Le presunzioni possono essere definite come le conseguenze che la legge o il giudice trae da un fatto noto per risalire ad un fatto ignorato.

Le norme sulla presunzione regolamentano il principio generale del libero convincimento del giudice, secondo il quale il giudicante può dedurre dal complesso delle circostanze emerse nella fase istruttoria del processo civile, dagli atti, dai documenti e dal comportamento processuale delle parti, elementi utili alla decisione finale trasfusa nella sentenza.

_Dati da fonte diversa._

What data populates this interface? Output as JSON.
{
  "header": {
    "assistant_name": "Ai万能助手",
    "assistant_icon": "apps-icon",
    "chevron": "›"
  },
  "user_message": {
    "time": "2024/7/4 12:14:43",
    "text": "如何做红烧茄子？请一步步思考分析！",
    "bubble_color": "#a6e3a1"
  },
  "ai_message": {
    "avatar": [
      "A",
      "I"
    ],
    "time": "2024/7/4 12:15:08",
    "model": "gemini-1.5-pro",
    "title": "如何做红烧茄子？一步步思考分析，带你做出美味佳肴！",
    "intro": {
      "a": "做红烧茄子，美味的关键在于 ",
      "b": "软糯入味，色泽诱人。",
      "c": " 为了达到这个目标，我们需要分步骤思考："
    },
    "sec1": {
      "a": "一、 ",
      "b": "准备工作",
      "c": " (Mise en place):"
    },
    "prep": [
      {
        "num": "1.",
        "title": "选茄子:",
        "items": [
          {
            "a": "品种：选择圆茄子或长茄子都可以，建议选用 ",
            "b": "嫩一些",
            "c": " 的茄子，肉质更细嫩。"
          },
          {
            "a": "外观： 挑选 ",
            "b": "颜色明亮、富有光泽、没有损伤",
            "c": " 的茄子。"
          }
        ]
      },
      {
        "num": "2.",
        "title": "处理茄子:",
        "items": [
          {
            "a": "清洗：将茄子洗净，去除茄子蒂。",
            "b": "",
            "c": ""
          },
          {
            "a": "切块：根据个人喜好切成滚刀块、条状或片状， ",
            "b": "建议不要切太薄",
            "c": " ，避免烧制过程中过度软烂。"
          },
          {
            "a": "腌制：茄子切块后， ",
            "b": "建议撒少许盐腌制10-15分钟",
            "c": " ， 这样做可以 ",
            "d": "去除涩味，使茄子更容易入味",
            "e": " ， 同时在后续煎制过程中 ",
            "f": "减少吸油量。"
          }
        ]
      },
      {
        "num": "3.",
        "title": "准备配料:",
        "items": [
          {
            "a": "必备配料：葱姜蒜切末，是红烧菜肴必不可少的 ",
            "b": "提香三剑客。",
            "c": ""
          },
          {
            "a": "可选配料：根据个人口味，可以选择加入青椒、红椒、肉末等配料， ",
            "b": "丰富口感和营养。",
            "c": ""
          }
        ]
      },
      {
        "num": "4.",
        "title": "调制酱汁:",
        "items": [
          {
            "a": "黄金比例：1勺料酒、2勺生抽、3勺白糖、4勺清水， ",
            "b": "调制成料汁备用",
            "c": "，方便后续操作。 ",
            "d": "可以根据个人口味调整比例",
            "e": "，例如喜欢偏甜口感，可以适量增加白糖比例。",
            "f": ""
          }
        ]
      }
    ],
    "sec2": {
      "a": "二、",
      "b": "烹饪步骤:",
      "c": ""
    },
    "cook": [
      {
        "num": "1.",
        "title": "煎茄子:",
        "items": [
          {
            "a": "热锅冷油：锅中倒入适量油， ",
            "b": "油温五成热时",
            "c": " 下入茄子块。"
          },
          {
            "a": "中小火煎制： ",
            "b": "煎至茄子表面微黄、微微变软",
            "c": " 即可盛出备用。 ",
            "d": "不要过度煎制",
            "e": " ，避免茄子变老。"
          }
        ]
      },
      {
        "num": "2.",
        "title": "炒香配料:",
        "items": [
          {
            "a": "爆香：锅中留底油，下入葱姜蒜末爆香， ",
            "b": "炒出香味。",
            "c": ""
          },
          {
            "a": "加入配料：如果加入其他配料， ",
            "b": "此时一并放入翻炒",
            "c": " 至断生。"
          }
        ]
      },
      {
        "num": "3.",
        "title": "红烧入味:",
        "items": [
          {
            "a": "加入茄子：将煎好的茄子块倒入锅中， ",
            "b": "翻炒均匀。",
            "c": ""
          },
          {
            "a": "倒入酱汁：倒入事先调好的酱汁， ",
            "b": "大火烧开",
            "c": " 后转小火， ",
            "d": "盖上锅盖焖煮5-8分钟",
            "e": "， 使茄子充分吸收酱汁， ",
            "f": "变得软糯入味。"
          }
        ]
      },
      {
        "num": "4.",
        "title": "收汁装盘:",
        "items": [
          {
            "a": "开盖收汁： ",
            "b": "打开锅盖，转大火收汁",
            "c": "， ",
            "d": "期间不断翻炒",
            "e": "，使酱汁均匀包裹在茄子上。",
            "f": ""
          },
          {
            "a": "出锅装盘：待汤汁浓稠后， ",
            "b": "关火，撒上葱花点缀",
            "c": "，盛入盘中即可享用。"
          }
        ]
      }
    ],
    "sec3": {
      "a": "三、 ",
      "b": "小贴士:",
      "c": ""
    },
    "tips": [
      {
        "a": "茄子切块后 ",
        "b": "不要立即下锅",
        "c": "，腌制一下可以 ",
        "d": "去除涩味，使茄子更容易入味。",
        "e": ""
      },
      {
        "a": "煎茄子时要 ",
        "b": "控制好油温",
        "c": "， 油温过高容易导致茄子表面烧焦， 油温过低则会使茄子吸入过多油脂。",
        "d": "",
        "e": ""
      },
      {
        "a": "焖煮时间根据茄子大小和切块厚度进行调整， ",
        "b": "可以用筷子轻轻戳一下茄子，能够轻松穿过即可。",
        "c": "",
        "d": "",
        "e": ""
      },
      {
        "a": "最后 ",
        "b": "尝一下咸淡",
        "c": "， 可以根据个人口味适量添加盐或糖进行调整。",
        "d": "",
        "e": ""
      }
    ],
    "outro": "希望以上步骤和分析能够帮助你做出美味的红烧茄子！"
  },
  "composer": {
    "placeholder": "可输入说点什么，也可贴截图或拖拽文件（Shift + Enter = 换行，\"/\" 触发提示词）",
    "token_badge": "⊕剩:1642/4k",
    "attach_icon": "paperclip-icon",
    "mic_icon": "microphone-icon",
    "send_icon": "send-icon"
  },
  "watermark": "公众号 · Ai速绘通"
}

A differenza delle presunzioni gli indizi sono una prova, che in ambito penale viene definita “critica” in quanto si fa uso di norme di comune esperienza, sulla scorta delle quali è possibile desumere l‘esistenza o l’inesistenza di un fatto in esame.

Anche nel caso degli indizi è però necessario limitare la discrezionalità del giudice nella valutazione delle prove e disciplinare l’utilizzo ai fini probatori degli stessi. Infatti è richiesto che gli indizi debbano essere plurimi, gravi, precisi e concordanti esattamente come per le presunzioni semplici - salvo il requisito della pluralità di cui si dirà in seguito-.

Gli indizi sono giudicati gravi in rapporto alla loro capacità di dimostrare che il fatto ignoto derivi da quello noto in relazione al più o meno elevato grado di probabilità che dal fatto noto derivi quello ignoto oggetto della prova.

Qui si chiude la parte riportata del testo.